Magic angle spinning NMR investigation of influenza A M2(18-60): support for an allosteric mechanism of inhibition

Abstract

The tetrameric M2 proton channel from influenza A virus conducts protons at low pH and is inhibited by aminoadamantyl drugs such as amantadine and rimantadine (Rmt). We report magic angle spinning NMR spectra of POPC and DPhPC membrane-embedded M2(18-60), both apo and in the presence of Rmt. Similar line widths in the spectra of apo and bound M2 indicate that Rmt does not have a significant impact on the dynamics or conformational heterogeneity of this construct. Substantial chemical shift changes for many residues in the transmembrane region support an allosteric mechanism of inhibition. An Rmt titration supports a binding stoichiometry of >1 Rmt molecule per channel and shows that nonspecific binding or changes in membrane composition are unlikely sources of the chemical shift changes. In addition, doubling of spectral lines in all of the observed samples provides evidence that the channel assembles with twofold symmetry.

Figure 1

(top) ¹⁵N-¹³C zf-TEDOR spectra (τ_mix= 1.3 ms) showing assignments of ¹³C,¹⁵N[¹²C,¹⁴N-ILFY]M2_18-60 in the drug bound (blue) and unbound (red) states. Unless otherwise indicated, cross peaks arise from 1-bond N-Cα magnetization transfer. (bottom) ¹³C-¹³C PDSD spectra (τ_mix= 50 ms) showing Asp and Gly cross-peaks of these samples.
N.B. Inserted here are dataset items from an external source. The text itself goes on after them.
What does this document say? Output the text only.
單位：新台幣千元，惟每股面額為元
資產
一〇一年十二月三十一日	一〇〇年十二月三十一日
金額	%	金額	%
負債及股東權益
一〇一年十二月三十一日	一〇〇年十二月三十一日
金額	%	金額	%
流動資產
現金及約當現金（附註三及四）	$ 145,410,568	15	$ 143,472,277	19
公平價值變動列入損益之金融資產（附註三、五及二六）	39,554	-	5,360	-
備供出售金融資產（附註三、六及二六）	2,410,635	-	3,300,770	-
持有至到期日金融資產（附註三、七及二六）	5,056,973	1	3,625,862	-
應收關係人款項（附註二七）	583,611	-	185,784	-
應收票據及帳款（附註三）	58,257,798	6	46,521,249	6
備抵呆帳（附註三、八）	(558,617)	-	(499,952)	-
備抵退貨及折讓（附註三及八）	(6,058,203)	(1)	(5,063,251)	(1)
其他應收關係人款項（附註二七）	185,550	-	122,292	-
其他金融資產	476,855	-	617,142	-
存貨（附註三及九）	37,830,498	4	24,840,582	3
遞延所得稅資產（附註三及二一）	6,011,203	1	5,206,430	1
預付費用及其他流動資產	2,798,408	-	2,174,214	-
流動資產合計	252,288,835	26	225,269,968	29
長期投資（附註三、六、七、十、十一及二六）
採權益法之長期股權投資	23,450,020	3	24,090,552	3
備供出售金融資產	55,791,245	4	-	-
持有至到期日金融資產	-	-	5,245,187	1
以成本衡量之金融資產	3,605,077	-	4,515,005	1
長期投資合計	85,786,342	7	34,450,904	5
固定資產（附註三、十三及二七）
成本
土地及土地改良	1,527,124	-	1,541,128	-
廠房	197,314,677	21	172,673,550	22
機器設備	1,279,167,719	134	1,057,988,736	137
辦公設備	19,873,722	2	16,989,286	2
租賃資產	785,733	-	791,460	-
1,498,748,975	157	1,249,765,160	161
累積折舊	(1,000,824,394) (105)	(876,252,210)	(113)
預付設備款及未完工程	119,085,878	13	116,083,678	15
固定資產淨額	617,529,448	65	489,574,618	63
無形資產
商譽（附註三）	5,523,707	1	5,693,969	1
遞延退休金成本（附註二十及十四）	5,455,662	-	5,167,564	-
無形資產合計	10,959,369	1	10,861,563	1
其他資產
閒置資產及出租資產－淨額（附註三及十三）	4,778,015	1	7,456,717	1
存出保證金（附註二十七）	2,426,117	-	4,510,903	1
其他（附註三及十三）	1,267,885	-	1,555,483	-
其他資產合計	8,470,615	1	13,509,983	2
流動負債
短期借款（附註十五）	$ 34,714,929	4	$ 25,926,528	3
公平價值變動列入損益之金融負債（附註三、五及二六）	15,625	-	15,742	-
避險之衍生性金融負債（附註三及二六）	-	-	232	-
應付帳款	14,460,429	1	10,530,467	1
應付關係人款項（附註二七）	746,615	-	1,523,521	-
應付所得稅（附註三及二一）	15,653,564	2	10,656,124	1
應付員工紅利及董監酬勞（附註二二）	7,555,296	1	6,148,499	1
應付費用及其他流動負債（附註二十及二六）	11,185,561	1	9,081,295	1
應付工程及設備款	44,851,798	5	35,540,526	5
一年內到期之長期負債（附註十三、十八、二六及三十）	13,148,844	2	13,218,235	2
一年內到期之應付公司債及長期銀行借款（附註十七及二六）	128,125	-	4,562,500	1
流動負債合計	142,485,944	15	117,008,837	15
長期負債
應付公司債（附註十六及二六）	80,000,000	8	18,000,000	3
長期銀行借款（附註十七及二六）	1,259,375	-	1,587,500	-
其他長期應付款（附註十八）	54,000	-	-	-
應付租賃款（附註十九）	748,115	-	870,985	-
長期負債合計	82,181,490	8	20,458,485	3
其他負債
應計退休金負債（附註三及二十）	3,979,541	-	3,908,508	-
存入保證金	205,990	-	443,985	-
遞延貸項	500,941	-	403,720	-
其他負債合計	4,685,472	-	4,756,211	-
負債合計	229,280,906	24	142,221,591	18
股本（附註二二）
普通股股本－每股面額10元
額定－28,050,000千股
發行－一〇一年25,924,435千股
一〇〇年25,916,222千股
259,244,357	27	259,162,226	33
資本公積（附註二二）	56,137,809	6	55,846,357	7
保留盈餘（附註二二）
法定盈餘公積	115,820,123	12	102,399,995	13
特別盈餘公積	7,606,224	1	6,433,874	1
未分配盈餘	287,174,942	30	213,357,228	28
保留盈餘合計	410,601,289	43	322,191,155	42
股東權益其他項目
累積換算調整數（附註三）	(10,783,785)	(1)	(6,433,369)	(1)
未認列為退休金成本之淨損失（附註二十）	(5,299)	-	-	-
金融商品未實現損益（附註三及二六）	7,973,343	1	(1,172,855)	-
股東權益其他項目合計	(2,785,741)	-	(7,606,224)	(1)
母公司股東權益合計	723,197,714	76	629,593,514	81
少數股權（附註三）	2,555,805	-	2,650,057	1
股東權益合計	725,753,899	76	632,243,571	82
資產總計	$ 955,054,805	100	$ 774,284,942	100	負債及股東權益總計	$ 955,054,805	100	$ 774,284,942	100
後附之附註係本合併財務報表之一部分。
Sizable chemical shift changes are observed in the N and or Cα sites for residues 25, 27, 28, 31, 34, 35, 37, and 41. Many peaks are doubled (see supplemental Figure S1 for expansion), notably P25 and A29, supporting the existence of a twofold symmetric tetramer. Spectra were recorded ~0 °C, just above the phase transition of pure POPC lipids. Labels such as D44 are shown in italics to indicate less certainty in assignments (see Supplemental Information).

Figure 2

Chemical shift perturbations (Δδ = δ_bound−δ_apo) are distributed across the channel and support an allosteric effect upon drug binding. (left) Chemical shift perturbations as a function of residue number. (right) A comparison of the Rmt drug size with the transmembrane tetramer assembly from the solution structure. Blue residues indicate a shift of >2 ppm in N and or >1 ppm in Cα/Cβ. One of the four helices has been removed for clarity.

Figure 3

TEDOR spectra acquired at 0, 1, and 4 Rmt molecules per channel in a, b, and c, result in cross peaks due to M2 bound to Rmt and present at ~0%, 25% and >90%, respectively. The apo spectrum is simultaneously observed at 100%, 75% and <10% of total site-specific signal intensity. Unless otherwise indicated, cross peaks arise from 1-bond N-Cα magnetization transfer. Resonances that clearly show the titration are displayed in red (unbound form) and blue (Rmt bound resonances). Dashed lines at G34 and other resonances serve as a guide. Signal to noise is ~10 for strong signals. M2 samples used in the titration were embedded in DPhPC lipids and show nearly identical spectra as those recorded in POPC lipids (see Figure 4).

Figure 4

¹³C-¹³C PDSD spectra (τ_mix= 15 ms) of POPC embedded (red) and DPhPC embedded (black) M2 show nearly identical spectra with maximum chemical shift differences of 0.3 ppm. With 15 ms mixing, mostly 1-bond correlations are observed.